I know some people sow 3_4 seeds in a container from the start, then thin if needed, I just don't have as much success this way .
what works best for you?

Posted: Mon Jan 07, 2013 4:25 pm
by Susan W
I am on a learning curve with perennials from seed. It often takes 1-2 yrs to grow enough to flower. From some reading, some can be started in the fall and bloom come summer. Those started now will be the next summer. General here, not specific. I suggest a net search on each variety you are pondering. This doesn't have to be an in-depth study, but a few sites should give you a ball park idea.

Posted: Mon Jan 07, 2013 5:20 pm
by ElizabethB
IDK about starting from seed. I have several friends that are in the wholesale plant business and they rarely start perennials from seed.

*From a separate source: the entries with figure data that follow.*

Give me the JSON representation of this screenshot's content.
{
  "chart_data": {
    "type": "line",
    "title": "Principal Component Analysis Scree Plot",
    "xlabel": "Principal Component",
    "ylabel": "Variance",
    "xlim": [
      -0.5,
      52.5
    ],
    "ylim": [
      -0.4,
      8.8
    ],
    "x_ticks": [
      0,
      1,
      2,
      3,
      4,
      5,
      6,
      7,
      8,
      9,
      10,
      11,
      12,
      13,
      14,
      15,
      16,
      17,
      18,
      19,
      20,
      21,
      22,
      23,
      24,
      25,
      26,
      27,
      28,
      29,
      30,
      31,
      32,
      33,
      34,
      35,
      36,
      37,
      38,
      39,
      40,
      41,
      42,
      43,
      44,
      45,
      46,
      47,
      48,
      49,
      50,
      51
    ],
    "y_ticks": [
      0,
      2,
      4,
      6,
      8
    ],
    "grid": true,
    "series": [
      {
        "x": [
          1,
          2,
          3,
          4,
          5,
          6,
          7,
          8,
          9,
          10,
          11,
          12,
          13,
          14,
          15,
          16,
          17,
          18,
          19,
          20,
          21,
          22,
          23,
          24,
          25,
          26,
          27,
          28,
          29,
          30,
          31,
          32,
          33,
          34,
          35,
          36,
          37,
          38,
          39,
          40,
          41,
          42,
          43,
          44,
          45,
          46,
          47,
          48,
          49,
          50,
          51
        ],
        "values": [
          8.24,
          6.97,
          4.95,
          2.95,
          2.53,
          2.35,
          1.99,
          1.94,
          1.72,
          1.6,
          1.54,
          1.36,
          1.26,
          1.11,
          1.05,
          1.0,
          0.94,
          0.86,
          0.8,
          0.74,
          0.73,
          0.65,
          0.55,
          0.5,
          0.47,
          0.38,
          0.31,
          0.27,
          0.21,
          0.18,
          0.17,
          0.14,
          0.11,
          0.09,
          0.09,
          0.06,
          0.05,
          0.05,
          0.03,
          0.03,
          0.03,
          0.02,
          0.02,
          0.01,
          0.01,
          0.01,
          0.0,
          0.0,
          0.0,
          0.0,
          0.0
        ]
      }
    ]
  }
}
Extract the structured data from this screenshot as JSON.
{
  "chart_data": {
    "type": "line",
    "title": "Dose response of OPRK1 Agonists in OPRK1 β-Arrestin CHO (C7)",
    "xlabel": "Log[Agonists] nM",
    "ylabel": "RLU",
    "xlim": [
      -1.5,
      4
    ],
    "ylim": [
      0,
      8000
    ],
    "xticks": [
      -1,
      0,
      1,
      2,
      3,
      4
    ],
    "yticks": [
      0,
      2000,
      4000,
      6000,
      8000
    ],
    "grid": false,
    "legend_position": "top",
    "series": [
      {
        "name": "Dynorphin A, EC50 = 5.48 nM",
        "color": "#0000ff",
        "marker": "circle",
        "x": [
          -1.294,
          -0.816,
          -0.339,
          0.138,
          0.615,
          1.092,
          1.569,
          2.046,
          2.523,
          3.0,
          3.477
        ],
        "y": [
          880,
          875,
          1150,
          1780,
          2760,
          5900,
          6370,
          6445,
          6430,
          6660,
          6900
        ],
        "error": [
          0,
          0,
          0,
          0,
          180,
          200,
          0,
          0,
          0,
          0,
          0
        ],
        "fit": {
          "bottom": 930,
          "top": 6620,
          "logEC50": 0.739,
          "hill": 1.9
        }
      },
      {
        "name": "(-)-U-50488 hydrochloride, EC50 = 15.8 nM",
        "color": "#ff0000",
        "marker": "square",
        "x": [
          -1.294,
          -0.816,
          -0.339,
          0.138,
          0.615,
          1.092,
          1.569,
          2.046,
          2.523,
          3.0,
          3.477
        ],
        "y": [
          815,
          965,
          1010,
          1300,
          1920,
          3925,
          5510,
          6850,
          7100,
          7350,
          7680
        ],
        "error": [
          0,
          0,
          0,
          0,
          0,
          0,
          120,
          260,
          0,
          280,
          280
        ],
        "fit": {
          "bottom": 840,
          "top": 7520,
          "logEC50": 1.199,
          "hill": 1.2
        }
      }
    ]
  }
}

They maintain mother plants and start from cuttings. Starting from seed takes too long and requires too much greenhouse space to be economically feasable. If you have the time, energy and space then go for it. Personally I prefer propgating from cuttings.

Good luck.

Posted: Tue Jan 08, 2013 3:25 am
by rainbowgardener
I have started a number of perennials from seed, including lavender, sage, oregano, thyme, mint, and rosemary as well as lots of different flowers. Any thing cold hardy, I usually start in January. That way they are hopefully big enough to start hardening off in March. That gets them out of the way and not taking up space under the lights, when I need to have lots of annuals there.

Posted: Sun Jan 13, 2013 12:15 pm
by imafan26
I have started some perennials from seed, but it is easier to start them from divisions or cuttings.